‘Abuse’ spy’s ex claims MI5 breached her human rights
MI5 faces a legal battle with the former girlfriend of an allegedly abusive former spy, with the woman claiming the intelligence agency breached her human rights by enabling her abuse.
The woman, known only as Beth, has launched a legal complaint and claim in the Investigatory Powers Tribunal (IPT), an independent judicial body created to handle complaints about unlawful interference and human rights violations by the intelligence services.
The Centre for Women’s Justice (CWJ), which is acting on Beth’s behalf, said it was also exploring possible action against a police force that it claims “failed to take action against the perpetrator despite repeated reports”.
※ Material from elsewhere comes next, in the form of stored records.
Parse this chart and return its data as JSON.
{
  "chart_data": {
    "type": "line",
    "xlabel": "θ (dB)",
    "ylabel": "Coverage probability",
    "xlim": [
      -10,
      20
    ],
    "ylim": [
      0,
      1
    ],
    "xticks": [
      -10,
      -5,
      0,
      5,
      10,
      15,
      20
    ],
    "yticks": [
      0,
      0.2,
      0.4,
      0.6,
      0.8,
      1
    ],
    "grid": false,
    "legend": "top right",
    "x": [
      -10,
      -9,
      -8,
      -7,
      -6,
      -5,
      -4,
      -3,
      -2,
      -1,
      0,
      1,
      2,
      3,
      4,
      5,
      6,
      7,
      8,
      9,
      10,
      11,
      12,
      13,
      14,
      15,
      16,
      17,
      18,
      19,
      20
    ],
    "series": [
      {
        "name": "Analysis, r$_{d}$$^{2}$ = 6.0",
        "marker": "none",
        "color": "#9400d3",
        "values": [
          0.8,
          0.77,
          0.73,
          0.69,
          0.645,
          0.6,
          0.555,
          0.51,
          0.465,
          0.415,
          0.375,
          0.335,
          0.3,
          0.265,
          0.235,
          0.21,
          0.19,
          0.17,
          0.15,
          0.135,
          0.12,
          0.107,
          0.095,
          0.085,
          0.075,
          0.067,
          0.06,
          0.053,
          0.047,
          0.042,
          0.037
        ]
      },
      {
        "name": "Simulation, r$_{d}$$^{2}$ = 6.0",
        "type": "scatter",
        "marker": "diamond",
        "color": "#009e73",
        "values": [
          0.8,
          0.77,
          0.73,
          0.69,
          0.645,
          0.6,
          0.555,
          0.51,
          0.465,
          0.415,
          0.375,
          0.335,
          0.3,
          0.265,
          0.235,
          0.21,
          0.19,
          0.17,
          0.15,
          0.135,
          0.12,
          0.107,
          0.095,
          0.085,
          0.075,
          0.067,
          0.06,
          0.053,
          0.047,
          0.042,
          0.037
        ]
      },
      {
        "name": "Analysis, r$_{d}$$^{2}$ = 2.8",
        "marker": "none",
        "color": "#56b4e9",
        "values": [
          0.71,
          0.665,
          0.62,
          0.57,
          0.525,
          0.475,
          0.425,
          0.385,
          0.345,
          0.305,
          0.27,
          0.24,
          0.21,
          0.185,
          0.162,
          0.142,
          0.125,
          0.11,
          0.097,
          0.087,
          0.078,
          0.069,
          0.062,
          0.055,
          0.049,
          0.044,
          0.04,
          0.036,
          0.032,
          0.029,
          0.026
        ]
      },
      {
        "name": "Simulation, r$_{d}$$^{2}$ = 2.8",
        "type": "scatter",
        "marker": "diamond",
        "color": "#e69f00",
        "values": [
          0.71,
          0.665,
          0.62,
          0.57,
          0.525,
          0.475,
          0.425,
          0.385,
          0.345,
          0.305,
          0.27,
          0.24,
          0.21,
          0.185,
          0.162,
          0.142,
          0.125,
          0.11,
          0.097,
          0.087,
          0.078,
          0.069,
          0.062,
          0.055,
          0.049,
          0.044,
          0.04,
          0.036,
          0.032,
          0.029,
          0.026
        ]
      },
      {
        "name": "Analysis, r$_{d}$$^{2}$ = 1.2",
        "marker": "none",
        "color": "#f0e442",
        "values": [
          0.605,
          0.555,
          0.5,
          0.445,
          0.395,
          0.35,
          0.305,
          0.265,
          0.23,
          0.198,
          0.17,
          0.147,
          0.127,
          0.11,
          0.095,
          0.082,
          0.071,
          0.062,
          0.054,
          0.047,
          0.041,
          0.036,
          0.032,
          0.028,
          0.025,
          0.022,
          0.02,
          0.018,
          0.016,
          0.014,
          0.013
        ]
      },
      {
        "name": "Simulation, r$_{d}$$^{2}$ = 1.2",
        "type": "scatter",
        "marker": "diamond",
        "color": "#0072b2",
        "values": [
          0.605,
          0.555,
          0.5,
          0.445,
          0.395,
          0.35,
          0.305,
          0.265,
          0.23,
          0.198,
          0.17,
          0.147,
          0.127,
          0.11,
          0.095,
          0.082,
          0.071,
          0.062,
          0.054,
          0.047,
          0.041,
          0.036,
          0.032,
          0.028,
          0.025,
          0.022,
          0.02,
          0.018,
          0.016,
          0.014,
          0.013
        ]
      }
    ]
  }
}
In a statement yesterday, Beth said: “I hope that this will cause the police to reopen the case against [X] and actually do something about his crimes, none of which have been properly investigated.
The CWJ said that Beth will “seek to argue that MI5’S conduct may have breached her rights under Articles 2, 3, 8 and 14 of the European Convention on Human Rights, in that by recruiting and affording protection to X, they were effectively enabling X to subject her to serious violence... with impunity”.
Kate Ellis, Beth’s solicitor at the CWJ, claimed that the case “raises a number of issues regarding the state’s protection – whether intentionally, or through neglect – of those who hold extreme misogynistic views and pose a risk of serious violence towards women and girls”.
On Thursday, the BBC revealed that Beth had been subjected to long-term abuse by the former MI5 informant. They also reported he had abused another former partner before moving to the UK and showed video footage of him attacking Beth with a machete.
The man was a far-right extremist with a violent past when he was recruited by MI5. He was reportedly paid for infiltrating extremist groups in the UK.
Beth told the BBC that he had exerted “complete control” over her.
“At the end of the relationship he dictated my every waking hour – where I went, who I saw, how I worked, what I did at work, what I wore,” she said.
X moved abroad to work for a foreign intelligence agency while under police investigation.
The BBC was prevented from revealing his identity by a High Court ruling.
A Home Office spokesman said: “As a matter of long-standing policy we will not comment on security or intelligence.”